I didn’t question this. For one thing, he seemed to hold a power over females of all types. But truly Loyd had the most unself-conscious way of telling a story I’d ever heard, as if it didn’t matter whether I was impressed or not, he was just going to give me the facts. It seemed as if he didn’t care enough, one way or the other, to lie.

“I kept her shut up in the house for a week with my dad’s old dog, Gunner. Gunner lost one of his back legs when he was a pup and he could get around real good, but he’d never in his life mounted a female. I thought she’d be safe with him.”

This matter-of-fact talk about heat and mounting made me slightly edgy, or rather, edgy once-removed. I felt like I ought to be uneasy with Loyd, but I wasn’t. To him it was life and death and dogs. Sometimes Loyd seemed about twelve.

“Well, Jack is here to tell the tale,” I said. “So I guess she wasn’t safe.”

Loyd smiled. “Nope. Old Gunner had his one chance at love. He got into some poisoned coyote bait right after that. He died before the pups were born.”

“How do you know they were his? She could have been pregnant already.”

Loyd asked Jack, as politely as you’d ask a favor from a friend, to roll over. “See that?” Over Jack’s heart was a white patch with a black crescent moon in its center. “That’s Gunner’s. There were seven pups, two black and five brown, and every one of them had that badge.”

“How did you know which one to keep?”

He hesitated. “Dad decided,” he said finally. “And Jack. Really I guess Jack’s the one that decided.”

They were nothing electrifying, these chats with Loyd in the dark, but they were a relief from my days at the high school, which were spent in a standoff just shy of open war. Occasionally Loyd took the tips of my fingers and rubbed them absentmindedly between his own, the way he would surely stroke Jack, if Jack had fingers. The night of the story of Jack, he also kissed me before he left, and I was surprised by how I responded. Kissing Loyd was delicious, like some drug I wanted more of in spite of the Surgeon General’s warning. Later on, when I slept, I had dreams of coyotes in heat.

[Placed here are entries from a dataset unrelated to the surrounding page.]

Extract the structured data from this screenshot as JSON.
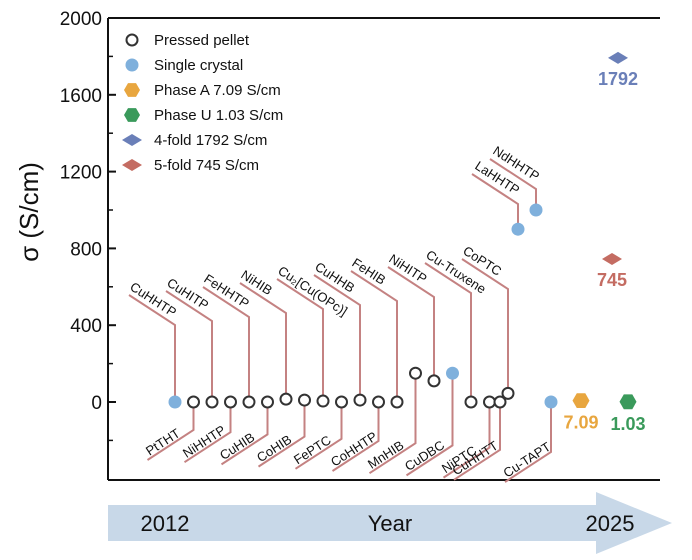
{
  "colors": {
    "line": "#c48282",
    "pressed_fill": "#ffffff",
    "pressed_stroke": "#333333",
    "single_crystal": "#7fb0dc",
    "phaseA": "#e8a63f",
    "phaseU": "#3a9a5b",
    "fourfold": "#6a7fb8",
    "fivefold": "#c46c62",
    "arrow": "#c8d8e8"
  },
  "chart_data": {
    "type": "scatter",
    "ylabel": "σ (S/cm)",
    "ylim": [
      -400,
      2000
    ],
    "yticks": [
      0,
      400,
      800,
      1200,
      1600,
      2000
    ],
    "grid": false,
    "legend_position": "top-left",
    "legend": [
      {
        "label": "Pressed pellet",
        "marker": "open-circle",
        "icon": "open-circle-icon"
      },
      {
        "label": "Single crystal",
        "marker": "filled-circle",
        "icon": "filled-circle-icon"
      },
      {
        "label": "Phase A 7.09 S/cm",
        "marker": "hexagon-orange",
        "icon": "hexagon-icon"
      },
      {
        "label": "Phase U 1.03 S/cm",
        "marker": "hexagon-green",
        "icon": "hexagon-icon"
      },
      {
        "label": "4-fold 1792 S/cm",
        "marker": "diamond-blue",
        "icon": "diamond-icon"
      },
      {
        "label": "5-fold 745 S/cm",
        "marker": "diamond-red",
        "icon": "diamond-icon"
      }
    ],
    "materials": [
      {
        "name": "CuHHTP",
        "type": "single",
        "value": 0,
        "label_pos": "up"
      },
      {
        "name": "PtTHT",
        "type": "pressed",
        "value": 0,
        "label_pos": "down"
      },
      {
        "name": "CuHITP",
        "type": "pressed",
        "value": 0,
        "label_pos": "up"
      },
      {
        "name": "NiHHTP",
        "type": "pressed",
        "value": 0,
        "label_pos": "down"
      },
      {
        "name": "FeHHTP",
        "type": "pressed",
        "value": 0,
        "label_pos": "up"
      },
      {
        "name": "CuHIB",
        "type": "pressed",
        "value": 0,
        "label_pos": "down"
      },
      {
        "name": "NiHIB",
        "type": "pressed",
        "value": 15,
        "label_pos": "up"
      },
      {
        "name": "CoHIB",
        "type": "pressed",
        "value": 10,
        "label_pos": "down"
      },
      {
        "name": "Cu₂[Cu(OPc)]",
        "type": "pressed",
        "value": 5,
        "label_pos": "up"
      },
      {
        "name": "FePTC",
        "type": "pressed",
        "value": 0,
        "label_pos": "down"
      },
      {
        "name": "CuHHB",
        "type": "pressed",
        "value": 10,
        "label_pos": "up"
      },
      {
        "name": "CoHHTP",
        "type": "pressed",
        "value": 0,
        "label_pos": "down"
      },
      {
        "name": "FeHIB",
        "type": "pressed",
        "value": 0,
        "label_pos": "up"
      },
      {
        "name": "MnHIB",
        "type": "pressed",
        "value": 150,
        "label_pos": "down"
      },
      {
        "name": "NiHITP",
        "type": "pressed",
        "value": 110,
        "label_pos": "up"
      },
      {
        "name": "CuDBC",
        "type": "single",
        "value": 150,
        "label_pos": "down"
      },
      {
        "name": "Cu-Truxene",
        "type": "pressed",
        "value": 0,
        "label_pos": "up"
      },
      {
        "name": "NiPTC",
        "type": "pressed",
        "value": 0,
        "label_pos": "down"
      },
      {
        "name": "CoPTC",
        "type": "pressed",
        "value": 45,
        "label_pos": "up"
      },
      {
        "name": "CuHHTT",
        "type": "pressed",
        "value": 0,
        "label_pos": "down"
      },
      {
        "name": "LaHHTP",
        "type": "single",
        "value": 900,
        "label_pos": "up"
      },
      {
        "name": "NdHHTP",
        "type": "single",
        "value": 1000,
        "label_pos": "up"
      },
      {
        "name": "Cu-TAPT",
        "type": "single",
        "value": 0,
        "label_pos": "down"
      }
    ],
    "special_points": [
      {
        "name": "Phase A",
        "shape": "hexagon",
        "color": "#e8a63f",
        "value": 7.09,
        "label": "7.09"
      },
      {
        "name": "Phase U",
        "shape": "hexagon",
        "color": "#3a9a5b",
        "value": 1.03,
        "label": "1.03"
      },
      {
        "name": "4-fold",
        "shape": "diamond",
        "color": "#6a7fb8",
        "value": 1792,
        "label": "1792"
      },
      {
        "name": "5-fold",
        "shape": "diamond",
        "color": "#c46c62",
        "value": 745,
        "label": "745"
      }
    ],
    "timeline": {
      "start": "2012",
      "end": "2025",
      "label": "Year"
    }
  }
}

I also saw Hallie. Her hair moved around her like something alive. “I’ve kissed a man who kills birds,” I confessed, but she looked past me as if she didn’t have a sister. Her eyes were pale as marbles. I woke up confused, too shaken to get up and turn on a light.

I’d dreamt of Carlo, too, on several occasions, for no good reason I could see. He’d written me a letter that was fairly medical and devoid of passion. He did miss me, though, and that sentiment brought comfort as I lay in my empty bed. It meant I was lonely by choice, or by difficult circumstances such as an ailing father; these things are supposed to feel better than being lonely because nobody wants you.